La réponse est toujours oui. C'est sa seule petite folie.Tous les ans, Nicole économise pour sa seule journée de vacances, en août, avec l'association. "Evidemment, je paye, c'est normal ! Un euro par là, 50 centimes par ci, mais j'y arrive !"
"Aidez les jeunes !"
Nicole Riffault, qui s'intéresse un peu de politique, regarde de temps en temps les nouvelles à la télé. "Mais, vous savez, des fois je me dis : y'en a marre, c'est toujours pareil. [Des gens qui ont besoin des aides], il y en a encore, il y en aura toujours. Il y en a de plus en plus. Moi, ça me fait de la peine. J'ai des petits-enfants, je pense toujours à la génération qui arrive. Mais qu'est-ce qu'ils vont devenir ?"
A 75 ans, elle ne voit plus ses conditions de vie s'améliorer, mais voudrait voir l'Etat s'investir davantage aux côtés des jeunes. "Ce qu'il manque c'est ça : aidez les jeunes ! Au moins, qu'ils s'en sortent pour plus tard ! Y'a bien des choses qui peuvent les aider. Je ne demande pas qu'on leur donne des paies entières... Mais une petite bourse, quelque chose. Si ils ont envie de s'acheter un petit pantalon, un haut, bah ils pourraient..."
Honte ? Non merci
Un souhait qui serait bien à contre-courant de la majorité.
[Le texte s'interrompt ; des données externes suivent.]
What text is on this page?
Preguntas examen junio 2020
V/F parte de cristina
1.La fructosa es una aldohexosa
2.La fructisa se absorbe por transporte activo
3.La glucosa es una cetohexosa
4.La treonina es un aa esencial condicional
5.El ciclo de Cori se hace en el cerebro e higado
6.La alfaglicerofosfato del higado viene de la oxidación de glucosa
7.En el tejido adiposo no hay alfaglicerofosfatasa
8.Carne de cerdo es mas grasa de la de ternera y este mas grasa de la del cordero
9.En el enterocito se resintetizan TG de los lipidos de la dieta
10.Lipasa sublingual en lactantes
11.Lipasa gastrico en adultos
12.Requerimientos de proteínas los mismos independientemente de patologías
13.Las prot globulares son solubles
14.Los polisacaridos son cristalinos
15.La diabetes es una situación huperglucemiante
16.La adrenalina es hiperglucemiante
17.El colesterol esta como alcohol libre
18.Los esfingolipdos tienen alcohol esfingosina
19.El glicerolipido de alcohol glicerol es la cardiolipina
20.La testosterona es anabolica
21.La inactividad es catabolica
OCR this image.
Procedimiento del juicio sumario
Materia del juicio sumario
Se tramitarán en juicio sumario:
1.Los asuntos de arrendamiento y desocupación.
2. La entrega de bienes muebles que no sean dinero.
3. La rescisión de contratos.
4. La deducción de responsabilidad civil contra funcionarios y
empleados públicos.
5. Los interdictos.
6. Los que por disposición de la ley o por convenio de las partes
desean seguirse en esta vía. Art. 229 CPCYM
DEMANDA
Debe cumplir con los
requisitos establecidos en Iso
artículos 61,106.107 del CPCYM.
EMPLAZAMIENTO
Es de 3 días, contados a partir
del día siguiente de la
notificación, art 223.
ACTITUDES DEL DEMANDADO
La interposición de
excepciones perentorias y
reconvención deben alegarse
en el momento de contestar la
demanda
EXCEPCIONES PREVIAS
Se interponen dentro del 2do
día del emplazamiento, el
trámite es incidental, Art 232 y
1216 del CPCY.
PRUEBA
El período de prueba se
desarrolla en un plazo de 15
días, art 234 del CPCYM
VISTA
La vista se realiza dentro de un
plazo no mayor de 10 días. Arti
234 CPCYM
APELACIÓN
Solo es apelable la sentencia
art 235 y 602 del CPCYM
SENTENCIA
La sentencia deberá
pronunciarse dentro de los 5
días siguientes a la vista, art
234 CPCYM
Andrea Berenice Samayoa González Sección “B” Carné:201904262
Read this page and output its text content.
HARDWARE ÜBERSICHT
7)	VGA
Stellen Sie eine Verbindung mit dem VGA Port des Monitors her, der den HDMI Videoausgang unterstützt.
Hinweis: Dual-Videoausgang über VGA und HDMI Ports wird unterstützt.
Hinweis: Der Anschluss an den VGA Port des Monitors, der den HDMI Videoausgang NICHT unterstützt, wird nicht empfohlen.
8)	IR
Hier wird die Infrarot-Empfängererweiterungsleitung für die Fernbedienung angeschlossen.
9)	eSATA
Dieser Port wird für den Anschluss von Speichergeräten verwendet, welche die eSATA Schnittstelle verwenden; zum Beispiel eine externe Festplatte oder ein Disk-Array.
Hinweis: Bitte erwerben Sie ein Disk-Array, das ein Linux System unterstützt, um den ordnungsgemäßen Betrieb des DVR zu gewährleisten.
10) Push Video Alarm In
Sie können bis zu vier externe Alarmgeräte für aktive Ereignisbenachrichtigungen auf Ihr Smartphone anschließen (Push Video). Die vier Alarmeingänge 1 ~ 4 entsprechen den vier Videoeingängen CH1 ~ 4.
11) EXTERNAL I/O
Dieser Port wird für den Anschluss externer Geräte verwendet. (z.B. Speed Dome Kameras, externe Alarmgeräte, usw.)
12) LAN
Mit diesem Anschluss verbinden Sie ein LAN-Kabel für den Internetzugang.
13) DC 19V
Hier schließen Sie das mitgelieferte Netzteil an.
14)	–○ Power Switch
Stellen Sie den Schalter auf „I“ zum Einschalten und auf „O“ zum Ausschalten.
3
Dans une étude de l'Ifop, parue début Juillet, 61% des français estimaient que "les individus sont responsables de leur propre bien-être et ils doivent eux-mêmes se prendre en charge".
On s'enquiert auprès d'elle de ces personnes qui, selon le responsable de l'antenne, Jean-François Lunebitz, renoncent à passer la porte du Secours Populaire, par peur du regard des autres.
"Moi, ça ne sera pas mon cas. Je vous jure, s'il y a des gens qui disent : "J'ai honte"... N'ayez pas honte. Ce n'est pas une honte, c'est que vous avez besoin. Ça nous aide, tout simplement."